A amparar o entendimento acabado  de declarar, nada como remeter para os ensinamentos de MIGUEL TEIXEIRA DE SOUSA (13), o qual, precisamente a propósito da questão [a qual em rigor consiste em saber se tendo uma parte formulado um pedido genérico, é possível ao tribunal da acção declarativa aplicar, para liquidação da obrigação de indemnizar, o disposto no art.º 566.º, n.º 3, CC ,proferindo  uma condenação numa quantia líquida ] ora em análise, discorreu do seguinte modo:
“(…)
4. Se o autor formular um pedido genérico no âmbito de uma acção de responsabilidade civil, pode perguntar-se se o tribunal da acção declarativa, fazendo uso do disposto no art.º 566.º, n.º 3, CC, pode vir a condenar o réu numa quantia líquida (ou, mais em concreto, na quantia que o tribunal apure segundo um critério de equidade).
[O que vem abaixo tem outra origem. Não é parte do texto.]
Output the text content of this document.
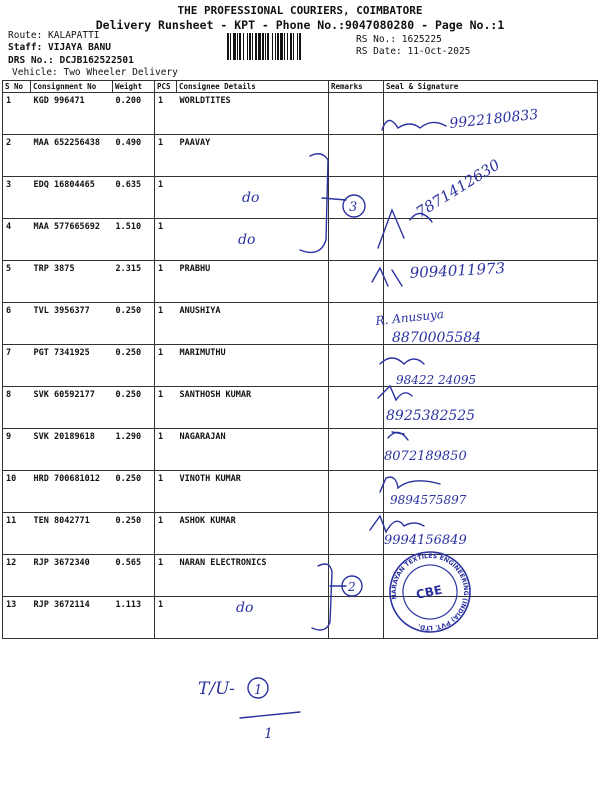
THE PROFESSIONAL COURIERS, COIMBATORE
Delivery Runsheet - KPT - Phone No.:9047080280 - Page No.:1
Route: KALAPATTI
Staff: VIJAYA BANU
DRS No.: DCJB162522501
Vehicle: Two Wheeler Delivery
RS No.: 1625225
RS Date: 11-Oct-2025
S No	Consignment No	Weight	PCS	Consignee Details	Remarks	Seal & Signature
1	KGD 996471	0.200	1	WORLDTITES		
2	MAA 652256438	0.490	1	PAAVAY		
3	EDQ 16804465	0.635	1			
4	MAA 577665692	1.510	1			
5	TRP 3875	2.315	1	PRABHU		
6	TVL 3956377	0.250	1	ANUSHIYA		
7	PGT 7341925	0.250	1	MARIMUTHU		
8	SVK 60592177	0.250	1	SANTHOSH KUMAR		
9	SVK 20189618	1.290	1	NAGARAJAN		
10	HRD 700681012	0.250	1	VINOTH KUMAR		
11	TEN 8042771	0.250	1	ASHOK KUMAR		
12	RJP 3672340	0.565	1	NARAN ELECTRONICS		
13	RJP 3672114	1.113	1			
do
do
do
3
2
9922180833
7871412630
9094011973
R. Anusuya
8870005584
98422 24095
8925382525
8072189850
9894575897
9994156849
T/U- 1
1
NARAYAN TEXTILES ENGINEERING (INDIA) PVT. LTD.
CBE
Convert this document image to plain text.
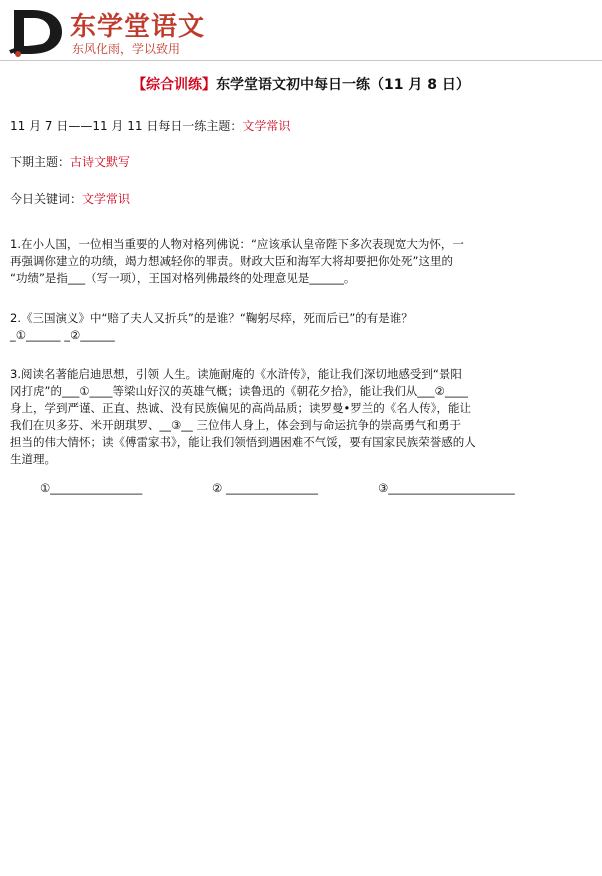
东学堂语文
东风化雨，学以致用
【综合训练】东学堂语文初中每日一练（11 月 8 日）
11 月 7 日——11 月 11 日每日一练主题：文学常识
下期主题：古诗文默写
今日关键词：文学常识

1.在小人国，一位相当重要的人物对格列佛说：“应该承认皇帝陛下多次表现宽大为怀，一

再强调你建立的功绩，竭力想减轻你的罪责。财政大臣和海军大将却要把你处死”这里的

“功绩”是指___（写一项），王国对格列佛最终的处理意见是______。

2.《三国演义》中“赔了夫人又折兵”的是谁？“鞠躬尽瘁，死而后已”的有是谁？

_①______ _②______

3.阅读名著能启迪思想，引领 人生。读施耐庵的《水浒传》，能让我们深切地感受到“景阳

冈打虎”的___①____等梁山好汉的英雄气概；读鲁迅的《朝花夕拾》，能让我们从___②____

身上，学到严谨、正直、热诚、没有民族偏见的高尚品质；读罗曼•罗兰的《名人传》，能让

我们在贝多芬、米开朗琪罗、__③__ 三位伟人身上，体会到与命运抗争的崇高勇气和勇于

担当的伟大情怀；读《傅雷家书》，能让我们领悟到遇困难不气馁，要有国家民族荣誉感的人

生道理。

①________________	② ________________	③______________________
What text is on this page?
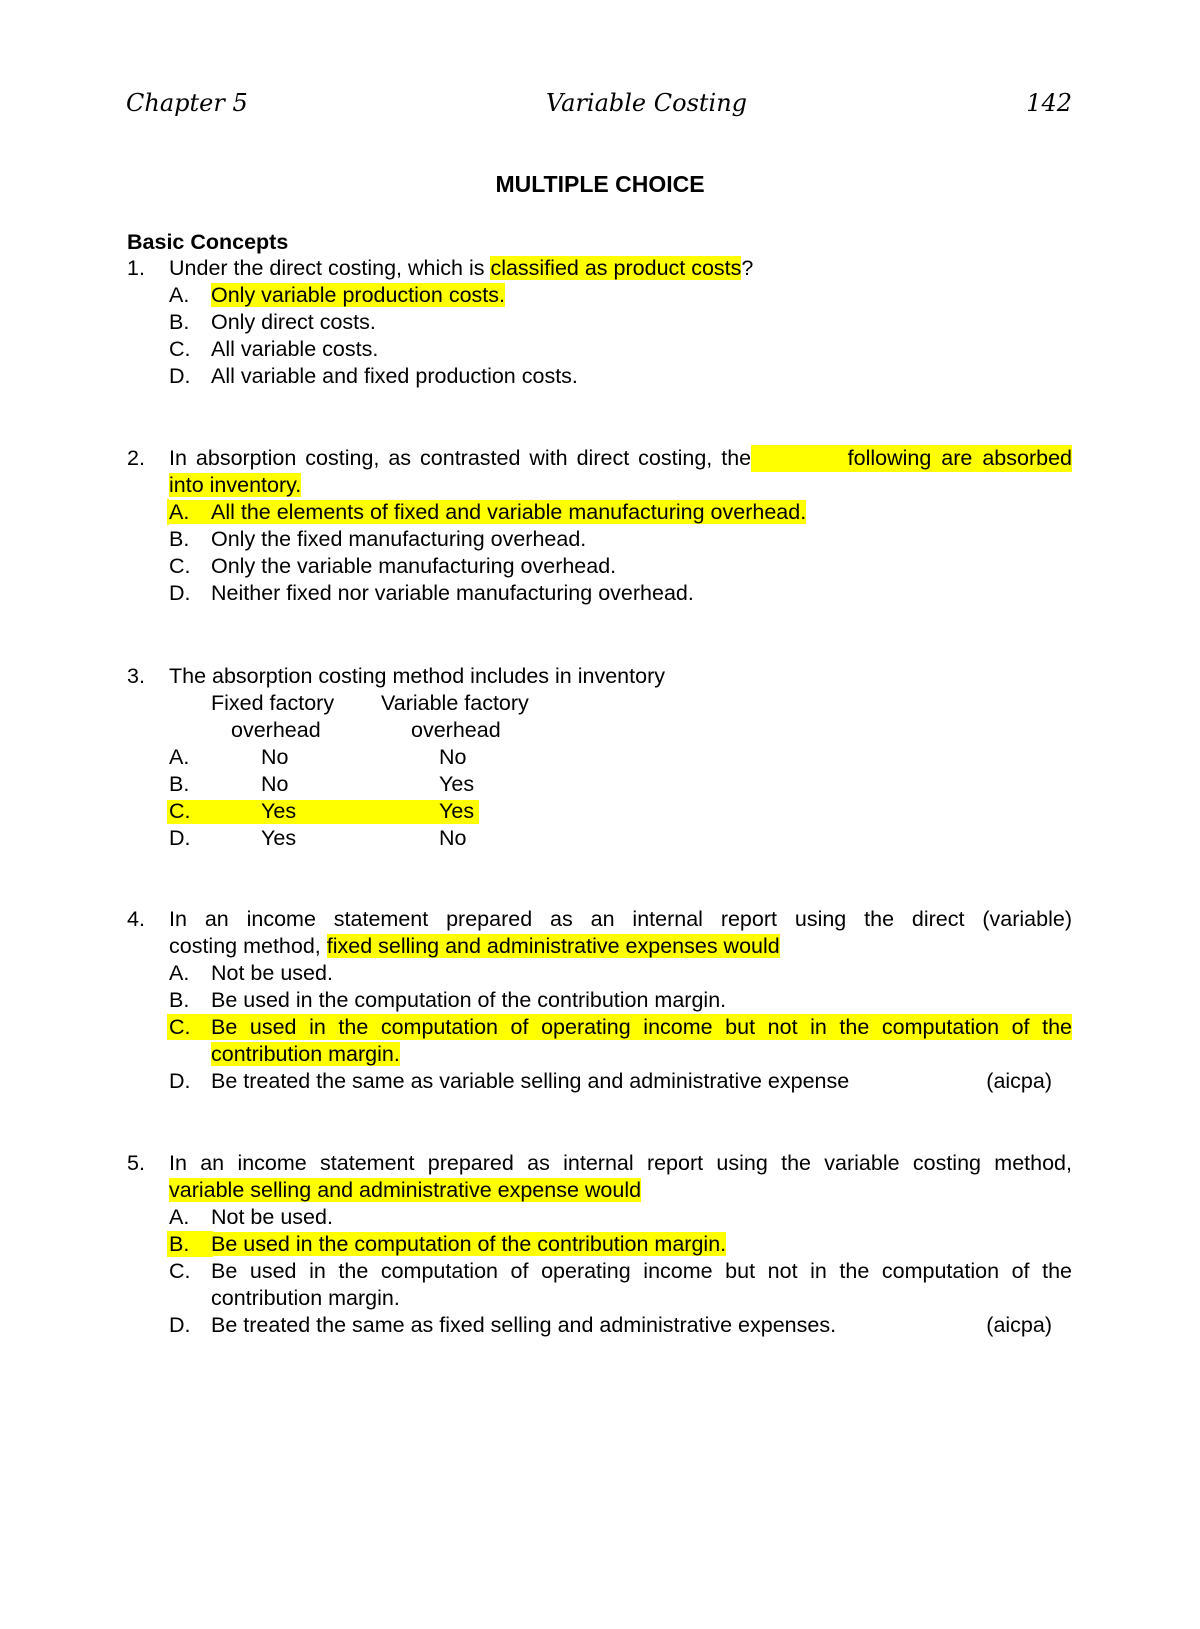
Chapter 5	Variable Costing	142
MULTIPLE CHOICE
Basic Concepts
1. Under the direct costing, which is classified as product costs?
A. Only variable production costs.
B. Only direct costs.
C. All variable costs.
D. All variable and fixed production costs.
2. In absorption costing, as contrasted with direct costing, the	following are absorbed
into inventory.
A.	All the elements of fixed and variable manufacturing overhead.
B. Only the fixed manufacturing overhead.
C. Only the variable manufacturing overhead.
D. Neither fixed nor variable manufacturing overhead.
3. The absorption costing method includes in inventory
Fixed factory Variable factory
overhead	overhead
A.	No	No
B.	No	Yes
C.	Yes	Yes
D.	Yes	No
4. In an income statement prepared as an internal report using the direct (variable)
costing method, fixed selling and administrative expenses would
A. Not be used.
B. Be used in the computation of the contribution margin.
C. Be used in the computation of operating income but not in the computation of the
contribution margin.
D. Be treated the same as variable selling and administrative expense	(aicpa)
5. In an income statement prepared as internal report using the variable costing method,
variable selling and administrative expense would
A. Not be used.
B. Be used in the computation of the contribution margin.
C. Be used in the computation of operating income but not in the computation of the
contribution margin.
D. Be treated the same as fixed selling and administrative expenses.	(aicpa)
A resposta parecer ter de ser negativa pelas seguintes razões:
– O art.º 566.º, n.º 3, CC destina-se a resolver um non liquet sobre o montante da indemnização em dinheiro, não a permitir uma disparidade entre o pedido genérico do autor e a condenação líquida pelo tribunal; é, aliás, esta a diferença entre o art.º 566.º, n.º 3, CC e o art.º 609.º, n.º 2, CPC;
– Quando o autor formula um pedido genérico numa acção de responsabilidade civil, não tem o ónus de alegar os factos que permitam a quantificação dos danos e da correspondente indemnização: é o que resulta do disposto no art.º 569.º CC; logo, não é sequer possível que na acção pendente se verifique um non liquet sobre o montante da indemnização, pois que este montante não constitui objecto da causa e, por isso, não pode vir a tornar-se tema da prova;
– Por fim, a aplicação do disposto no art.º 566.º, n.º 3, CC e a determinação do montante da indemnização segundo um critério de equidade pelo tribunal da acção traduzir-se-iam numa penalização do autor, dado que esta parte ficaria impossibilitada de, numa liquidação posterior, demonstrar, com base em factos não alegados na acção, o real montante dos danos e a quantia exacta da correspondente indemnização”.
Em suma,
“Correspondendo ao pedido genérico formulado pelo autor, o tribunal vai proferir uma condenação genérica. A correspondência entre o pedido (pelo autor) e o decidido (pelo tribunal) que se verifica neste caso dispensa a aplicação do disposto no art.º 609.º, n.º 2, CPC, dado que este preceito destina-se a permitir que, tendo o autor formulado um pedido líquido, o tribunal venha a proferir uma condenação genérica. Em termos mais sintéticos: o art.º 609.º, n.º 2, CPC é indispensável para evitar uma nulidade da decisão por falta de correspondência entre o pedido e o decidido (cf. art.º 615.º, n.º 1, al. e), CPC), pelo que nunca é aplicável quando o autor tenha formulado inicialmente um pedido genérico”.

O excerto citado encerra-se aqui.